Chapter 1 - Back to Yokohama
Satu bulan sebelumnya.
[.... perhatikan barang bawaan Anda dan hati-hati melangkah.]
"Ahh... akhirnya sampai juga."
Gadis itu mereganggan tubuhnya setelah keluar dari stasiun Yokohama. Perjalanan melalui jalur Keihin Tohoku memang tidak terlalu jauh dan waktu tempuh terbilang singkat.
Saat tengah memandang Kota Pelabuhan ini untuk mengingat bagaimana kota ini lima tahun yang lalu, gadis itu tetiba menubruk tubuh seseorang hingga jatuh tersungkur.
"Itte!"
"Maaf, Nona. Kau tidak apa-apa? Ada yang terluka?"
Gadis itu refleks mendongakkan kepalanya begitu mendengar suara yang sedikit familiar di indranya.
Matanya sedikit membulat dengan bibirnya yang sedikit terbuka menandakan ia begitu terkejut dengan siapa yang kini berdiri di depannya.
"Dazai... -san—!?"
Laki-laki itu tersenyum dengan tangan yang terulur. "Ahh... senangnya ada seorang gadis cantik yang mengingatku dengan baik," katanya.
Gadis itu menerima uluran tangan Dazai dan berdiri seraya menggenggam gagang pada kopernya. Dia tersenyum simpul.
"Jadi... apa yang sedang kau lakukan disini? Sudah menemukan metode bunuh diri yang baru?" tanya gadis itu jenaka.

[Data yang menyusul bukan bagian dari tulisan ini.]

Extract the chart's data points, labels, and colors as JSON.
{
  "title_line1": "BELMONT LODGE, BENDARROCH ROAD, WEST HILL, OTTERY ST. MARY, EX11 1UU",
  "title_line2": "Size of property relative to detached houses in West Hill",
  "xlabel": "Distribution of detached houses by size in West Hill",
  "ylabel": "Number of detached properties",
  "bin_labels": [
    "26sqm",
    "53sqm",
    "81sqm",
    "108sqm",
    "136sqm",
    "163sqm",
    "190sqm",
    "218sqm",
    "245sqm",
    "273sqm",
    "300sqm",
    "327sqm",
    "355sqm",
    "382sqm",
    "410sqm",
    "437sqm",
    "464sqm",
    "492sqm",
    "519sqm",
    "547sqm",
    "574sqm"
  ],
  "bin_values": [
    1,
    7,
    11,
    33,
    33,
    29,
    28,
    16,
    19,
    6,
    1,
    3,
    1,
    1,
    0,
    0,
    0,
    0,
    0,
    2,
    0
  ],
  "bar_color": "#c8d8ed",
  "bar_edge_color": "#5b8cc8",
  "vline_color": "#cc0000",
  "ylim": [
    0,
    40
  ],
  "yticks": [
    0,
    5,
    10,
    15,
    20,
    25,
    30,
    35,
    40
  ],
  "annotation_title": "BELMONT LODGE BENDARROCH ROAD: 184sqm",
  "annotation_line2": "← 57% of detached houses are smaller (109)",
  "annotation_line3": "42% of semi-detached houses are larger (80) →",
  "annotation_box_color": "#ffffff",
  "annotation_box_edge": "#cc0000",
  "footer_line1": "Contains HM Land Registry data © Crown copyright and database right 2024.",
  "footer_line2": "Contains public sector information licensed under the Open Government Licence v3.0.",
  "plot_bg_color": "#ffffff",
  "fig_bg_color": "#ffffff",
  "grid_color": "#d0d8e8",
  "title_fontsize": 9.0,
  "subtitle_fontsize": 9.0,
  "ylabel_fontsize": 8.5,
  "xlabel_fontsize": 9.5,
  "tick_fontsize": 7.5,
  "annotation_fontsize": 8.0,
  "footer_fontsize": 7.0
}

Dazai balas dengan senyuman cerianya yang tampak konyol di mata gadis itu. "Sudah! Tapi harus dilakukan oleh dua orang. Bagaimana kalau [Name]-chan menjadi sukarelawan untukku?"
"Terimakasih, Dazai-san. Masih ada hal yang harus kulakukan sebelum aku mati," katanya.
"Ahh... jadi aku tertolak, ya?"
[Name] tertawa kaku. Jadi terdengar menyedihkan, ya? "Jadi apa yang sedang kau lakukan?"
"Seperti yang kau lihat!" Dazai menunjukkan dirinya dengan berdiri tegak dengan dada yang membusung ke depan. "Bagaimana menurutmu?"
"Bagaimana?" Mata [Name] bergulir, menilik Dazai dari bawah sampai ke atas. "Tidak ada yang berbeda, kok."
"Aku sedang bekerja, [Name]-chan!"
[Name] hanya ber-oh-ria. Dia sebetulnya masih tidak mengerti dengan kata-kata laki-laki dengan perban ini.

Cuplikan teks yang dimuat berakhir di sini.